Posted on: Tuesday, June 10, 2003

Adviser critical of ERS portfolio

By John Duchemin
Advertiser Staff Writer

The state Employees Retirement System's $600 million real estate portfolio performed worse than 98 percent of its peers last year, according to an independent adviser's report submitted yesterday to the ERS board.

The pension fund's real estate portfolio eked out a 1.1 percent profit in the past year as poorly performing Hawai'i assets dragged down returns.

The median pension fund made about 7.6 percent on its real estate investments last year, according to ERS investment adviser Callan Associates.

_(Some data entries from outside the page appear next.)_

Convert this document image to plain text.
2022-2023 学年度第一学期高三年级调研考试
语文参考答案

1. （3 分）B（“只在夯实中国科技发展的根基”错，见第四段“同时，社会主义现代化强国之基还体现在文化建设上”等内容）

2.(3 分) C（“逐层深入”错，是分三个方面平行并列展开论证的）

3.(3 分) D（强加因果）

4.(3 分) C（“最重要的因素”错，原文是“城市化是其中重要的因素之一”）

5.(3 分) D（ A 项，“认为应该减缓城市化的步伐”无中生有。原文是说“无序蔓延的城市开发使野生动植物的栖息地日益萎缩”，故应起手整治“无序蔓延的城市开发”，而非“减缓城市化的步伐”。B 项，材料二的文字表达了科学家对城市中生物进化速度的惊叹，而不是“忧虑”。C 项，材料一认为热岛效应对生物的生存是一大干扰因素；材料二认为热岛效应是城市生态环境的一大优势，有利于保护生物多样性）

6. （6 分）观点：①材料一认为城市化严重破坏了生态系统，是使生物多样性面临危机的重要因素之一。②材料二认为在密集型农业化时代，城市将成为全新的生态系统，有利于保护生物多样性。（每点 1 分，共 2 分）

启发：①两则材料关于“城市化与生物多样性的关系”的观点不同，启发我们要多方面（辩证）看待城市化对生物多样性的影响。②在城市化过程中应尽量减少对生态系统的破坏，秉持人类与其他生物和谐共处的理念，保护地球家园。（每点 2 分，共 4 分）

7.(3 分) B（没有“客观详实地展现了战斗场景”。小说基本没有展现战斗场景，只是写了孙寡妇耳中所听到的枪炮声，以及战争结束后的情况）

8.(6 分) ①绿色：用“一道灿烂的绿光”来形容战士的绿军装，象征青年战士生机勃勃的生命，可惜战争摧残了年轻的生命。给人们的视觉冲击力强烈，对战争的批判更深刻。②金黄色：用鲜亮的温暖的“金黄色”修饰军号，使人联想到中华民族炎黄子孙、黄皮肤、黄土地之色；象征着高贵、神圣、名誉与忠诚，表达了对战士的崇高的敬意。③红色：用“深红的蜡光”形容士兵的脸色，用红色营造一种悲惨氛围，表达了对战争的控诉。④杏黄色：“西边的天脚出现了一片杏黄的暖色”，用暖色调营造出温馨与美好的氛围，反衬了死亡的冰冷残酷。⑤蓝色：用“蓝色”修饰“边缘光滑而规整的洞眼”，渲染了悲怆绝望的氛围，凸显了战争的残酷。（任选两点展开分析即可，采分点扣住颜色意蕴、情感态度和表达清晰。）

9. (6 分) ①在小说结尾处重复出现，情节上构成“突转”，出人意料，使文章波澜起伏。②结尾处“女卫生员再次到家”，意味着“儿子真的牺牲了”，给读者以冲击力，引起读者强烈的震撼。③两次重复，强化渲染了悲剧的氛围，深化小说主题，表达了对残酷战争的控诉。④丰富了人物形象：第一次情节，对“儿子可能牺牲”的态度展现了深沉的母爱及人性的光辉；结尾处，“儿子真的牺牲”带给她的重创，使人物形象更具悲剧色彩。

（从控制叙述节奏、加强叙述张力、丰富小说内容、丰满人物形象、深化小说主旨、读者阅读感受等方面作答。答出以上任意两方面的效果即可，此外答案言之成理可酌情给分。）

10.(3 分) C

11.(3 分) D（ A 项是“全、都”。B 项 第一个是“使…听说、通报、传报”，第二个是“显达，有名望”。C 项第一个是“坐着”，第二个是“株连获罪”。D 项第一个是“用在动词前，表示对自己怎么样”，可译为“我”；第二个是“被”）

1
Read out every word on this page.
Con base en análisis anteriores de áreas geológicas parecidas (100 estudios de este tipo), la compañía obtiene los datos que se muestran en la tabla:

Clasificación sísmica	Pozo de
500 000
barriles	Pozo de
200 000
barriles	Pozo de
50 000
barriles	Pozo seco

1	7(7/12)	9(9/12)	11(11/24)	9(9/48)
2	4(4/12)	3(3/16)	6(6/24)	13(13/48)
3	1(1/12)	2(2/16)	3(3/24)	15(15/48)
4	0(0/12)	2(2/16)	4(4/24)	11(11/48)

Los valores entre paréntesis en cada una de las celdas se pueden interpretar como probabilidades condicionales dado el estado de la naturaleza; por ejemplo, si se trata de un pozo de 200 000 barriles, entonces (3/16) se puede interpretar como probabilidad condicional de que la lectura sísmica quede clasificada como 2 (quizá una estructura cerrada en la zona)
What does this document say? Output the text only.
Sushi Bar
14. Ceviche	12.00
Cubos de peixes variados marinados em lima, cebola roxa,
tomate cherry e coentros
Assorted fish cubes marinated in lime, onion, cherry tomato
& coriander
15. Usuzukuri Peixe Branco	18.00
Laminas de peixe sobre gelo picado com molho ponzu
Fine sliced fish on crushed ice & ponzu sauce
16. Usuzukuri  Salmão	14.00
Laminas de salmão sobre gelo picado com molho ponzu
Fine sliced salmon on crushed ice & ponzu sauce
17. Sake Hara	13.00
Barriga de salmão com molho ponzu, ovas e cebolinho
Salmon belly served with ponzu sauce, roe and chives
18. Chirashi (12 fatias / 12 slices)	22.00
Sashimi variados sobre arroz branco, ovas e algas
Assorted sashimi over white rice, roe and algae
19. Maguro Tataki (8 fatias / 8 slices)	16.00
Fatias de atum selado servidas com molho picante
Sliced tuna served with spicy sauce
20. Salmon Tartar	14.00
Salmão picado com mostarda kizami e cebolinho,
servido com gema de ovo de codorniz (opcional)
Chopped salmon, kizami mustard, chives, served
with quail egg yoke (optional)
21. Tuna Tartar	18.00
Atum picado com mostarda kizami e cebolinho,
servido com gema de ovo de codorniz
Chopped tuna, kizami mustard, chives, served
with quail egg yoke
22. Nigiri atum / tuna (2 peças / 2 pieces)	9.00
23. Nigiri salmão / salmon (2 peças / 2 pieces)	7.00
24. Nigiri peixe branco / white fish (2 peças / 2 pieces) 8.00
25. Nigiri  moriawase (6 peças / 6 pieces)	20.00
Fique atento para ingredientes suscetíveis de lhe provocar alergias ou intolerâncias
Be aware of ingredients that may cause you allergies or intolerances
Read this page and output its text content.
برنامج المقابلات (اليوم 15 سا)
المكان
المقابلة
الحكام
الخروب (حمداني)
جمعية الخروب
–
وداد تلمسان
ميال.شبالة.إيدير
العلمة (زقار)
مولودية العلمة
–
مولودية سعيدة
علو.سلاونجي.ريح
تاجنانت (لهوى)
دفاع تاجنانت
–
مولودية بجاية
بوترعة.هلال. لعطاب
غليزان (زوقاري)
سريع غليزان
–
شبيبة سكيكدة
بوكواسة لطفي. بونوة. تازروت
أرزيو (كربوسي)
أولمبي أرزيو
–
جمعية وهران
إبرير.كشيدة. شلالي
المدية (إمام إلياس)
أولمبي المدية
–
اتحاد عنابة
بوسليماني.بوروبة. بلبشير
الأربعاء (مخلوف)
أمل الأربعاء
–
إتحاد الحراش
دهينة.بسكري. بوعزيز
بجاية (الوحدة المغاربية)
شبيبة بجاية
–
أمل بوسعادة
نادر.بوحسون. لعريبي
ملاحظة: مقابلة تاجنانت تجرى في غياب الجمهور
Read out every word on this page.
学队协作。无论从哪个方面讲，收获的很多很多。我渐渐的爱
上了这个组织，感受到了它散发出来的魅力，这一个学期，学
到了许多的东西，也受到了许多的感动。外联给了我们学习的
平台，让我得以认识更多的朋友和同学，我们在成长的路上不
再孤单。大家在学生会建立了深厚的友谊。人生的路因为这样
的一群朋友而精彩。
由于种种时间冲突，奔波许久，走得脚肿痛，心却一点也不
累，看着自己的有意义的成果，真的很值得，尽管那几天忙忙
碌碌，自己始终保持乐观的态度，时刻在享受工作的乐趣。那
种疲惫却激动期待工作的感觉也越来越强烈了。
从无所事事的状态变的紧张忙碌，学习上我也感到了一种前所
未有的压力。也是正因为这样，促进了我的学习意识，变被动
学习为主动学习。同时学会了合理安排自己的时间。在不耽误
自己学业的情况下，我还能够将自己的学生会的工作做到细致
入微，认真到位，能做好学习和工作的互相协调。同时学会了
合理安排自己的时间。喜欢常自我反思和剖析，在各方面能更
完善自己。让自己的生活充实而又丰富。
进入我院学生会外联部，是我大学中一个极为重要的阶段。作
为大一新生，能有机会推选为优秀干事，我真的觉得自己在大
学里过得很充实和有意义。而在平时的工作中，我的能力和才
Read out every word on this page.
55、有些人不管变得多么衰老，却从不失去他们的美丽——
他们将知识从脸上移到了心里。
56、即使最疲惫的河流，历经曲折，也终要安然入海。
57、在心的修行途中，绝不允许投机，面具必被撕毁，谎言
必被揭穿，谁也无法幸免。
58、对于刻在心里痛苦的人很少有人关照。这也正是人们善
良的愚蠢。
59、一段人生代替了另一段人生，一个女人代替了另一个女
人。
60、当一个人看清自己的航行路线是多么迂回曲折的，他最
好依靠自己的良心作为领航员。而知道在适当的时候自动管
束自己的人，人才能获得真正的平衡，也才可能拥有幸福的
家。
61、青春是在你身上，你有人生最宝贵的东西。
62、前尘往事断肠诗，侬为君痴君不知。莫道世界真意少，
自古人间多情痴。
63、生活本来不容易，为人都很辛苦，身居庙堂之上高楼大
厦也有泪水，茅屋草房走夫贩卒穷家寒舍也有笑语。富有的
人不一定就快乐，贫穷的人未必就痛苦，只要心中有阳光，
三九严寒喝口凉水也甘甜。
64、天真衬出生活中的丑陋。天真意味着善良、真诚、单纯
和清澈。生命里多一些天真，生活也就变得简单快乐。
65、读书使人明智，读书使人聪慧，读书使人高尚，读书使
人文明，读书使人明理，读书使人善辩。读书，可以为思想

The portfolio represents less than 10 percent of ERS' $7 billion in assets, which finance the pensions of 93,000 state and county workers, retirees and beneficiaries.

The portfolio is being weighed down by poorly performing "legacy" investments made before the pension fund enlisted its current group of real estate managers.

The worst-performing investments include Hawai'i properties such as the Queen Ka'ahumanu Center, said ERS adviser Jaime Kuster, a consultant with San Francisco-based Callan.

ERS is co-owner of the center, a Kahului, Maui, shopping mall that has lost money for years.

ERS still is making a five-year return of 7.1 percent on its real estate portfolio — well above its 6 percent annual target. But its returns rank in the bottom 10 percent of comparable portfolios, Callan reported.

To deal with its portfolio's underperformance, ERS has switched investment advisers and is attempting to unload many of its underperforming Hawai'i properties. For example, ERS and joint venture partner Maui Land & Pineapple Co. are completing a deal to sell Queen Ka'ahumanu Center.